Et il ne s’agit pas seulement de danser, de tourner et de renifler de la coke. Sorrentino a le don de raconter des moments absurdes. Une nuit, alors que Sergio et sa suite se promènent dans Rome en direction d'un restaurant, un camion poubelle fait un écart pour éviter un rat et s'envole d'un pont, atterrissant dans une ruine romaine avant d'exploser dans un volcan orgasmique de déchets, ce que le réalisateur des films au ralenti sensuel et affectueux - qui passent ensuite à une pluie au ralenti de pilules d'ecstasy lors d'une fête au bord de la piscine. (Alors je le reprends, peut-être que tout cela n'est que danse, giration et consommation de drogue.) C'est comme un croisement entre leapocalypse consumériste explosiveà la fin de Michelangelo AntonioniPointe Zabriskieet2001la célèbre coupe en allumetted'un os à un vaisseau spatial, le tout réinventé par l'étudiant en école de cinéma le plus talentueux du monde.
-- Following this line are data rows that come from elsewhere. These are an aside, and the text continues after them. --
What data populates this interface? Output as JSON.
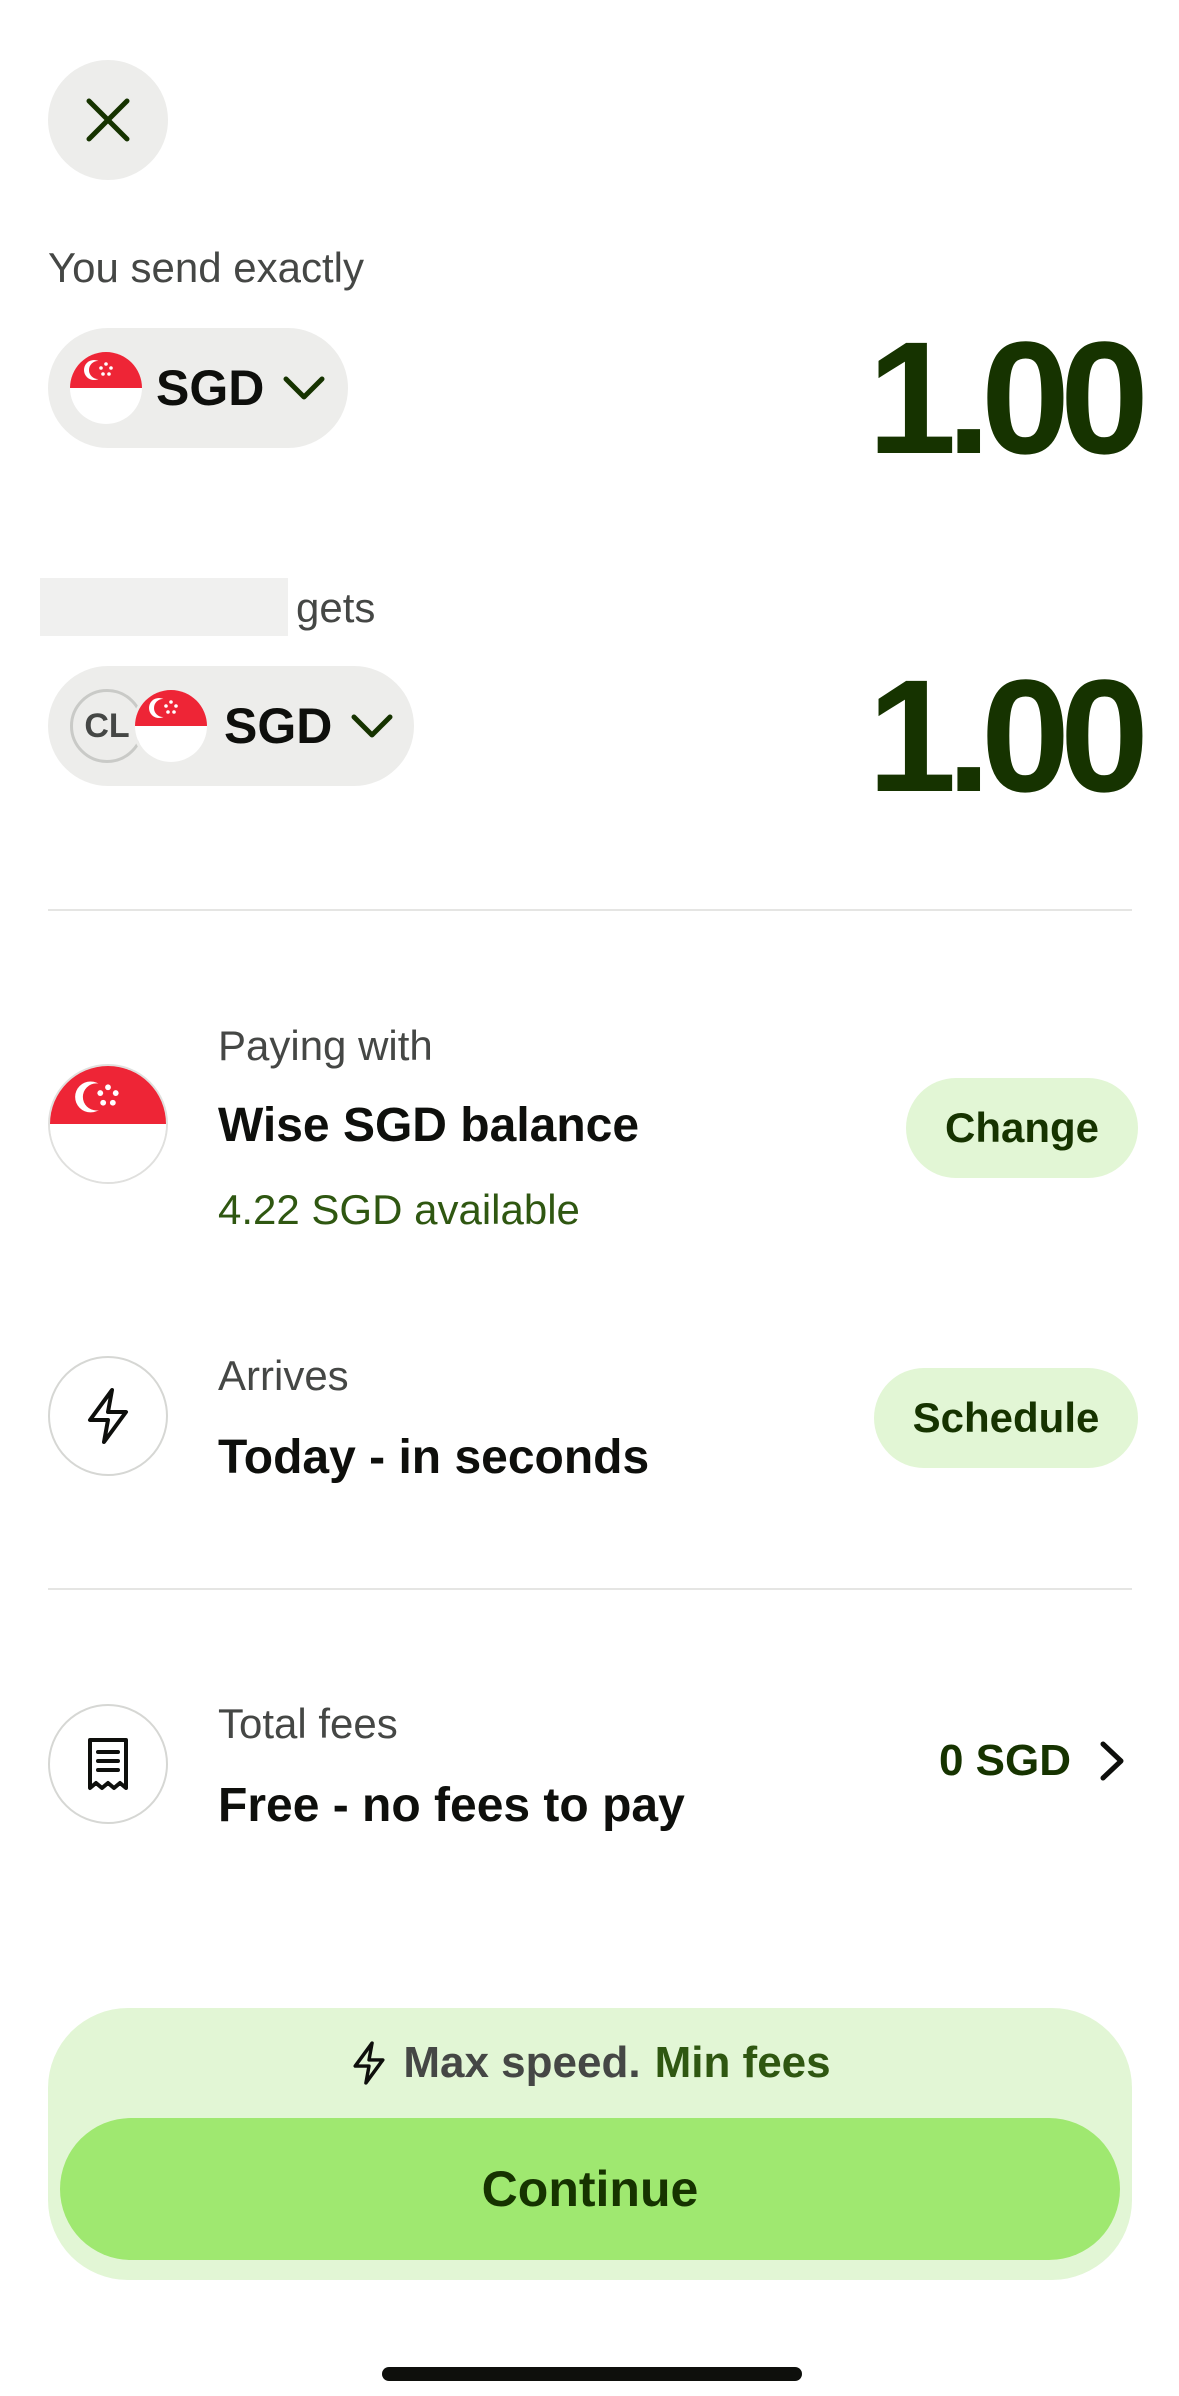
{
  "send": {
    "label": "You send exactly",
    "currency": "SGD",
    "amount": "1.00"
  },
  "recipient": {
    "gets_label": "gets",
    "badge": "CL",
    "currency": "SGD",
    "amount": "1.00"
  },
  "paying": {
    "label": "Paying with",
    "method": "Wise SGD balance",
    "available": "4.22 SGD available",
    "action": "Change"
  },
  "arrives": {
    "label": "Arrives",
    "value": "Today - in seconds",
    "action": "Schedule"
  },
  "fees": {
    "label": "Total fees",
    "value": "Free - no fees to pay",
    "amount": "0 SGD"
  },
  "promo": {
    "text_part1": "Max speed.",
    "text_part2": "Min fees"
  },
  "continue_label": "Continue",
  "icons": {
    "close": "close-icon",
    "flag": "singapore-flag-icon",
    "chevron": "chevron-down-icon",
    "bolt": "lightning-icon",
    "receipt": "receipt-icon",
    "arrow": "chevron-right-icon"
  },
  "colors": {
    "brand_dark": "#163300",
    "brand_green": "#9fe870",
    "light_green": "#e2f6d5",
    "accent_text": "#2f5711"
  }
}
Ce n’est pas nécessairement une mauvaise chose : Sorrentino a commencé sa carrière en tant que maximaliste fidèle dans un monde cinématographique en proie au réalisme austère et pierreux. Maintenant, le terrain a changé, etil est devenu le chien alpha dans un paysage cinématographique qui privilégie le spectacle, l'hyperbole et l'étrangeté fracturée et conviviale. Il livre une forme de cinéma de ver d’oreille : ses récits sont incomplets, ses images sont obliques, ses symboles inexacts, ce qui renforce leur caractère collant. Je continue de rejouer des moments de ses films, essayant désespérément de comprendre ce que tout cela signifie. Mais peut-être que la seule chose que tout cela signifie, c'est que cela - qu'il s'agisse d'une image, d'une coupure, d'un geste ou d'une séquence entière - s'est insinué dans mon cerveau, comme un parasite obscène et adorable.Ilsm'a fait me sentir sale et j'ai hâte de le revoir.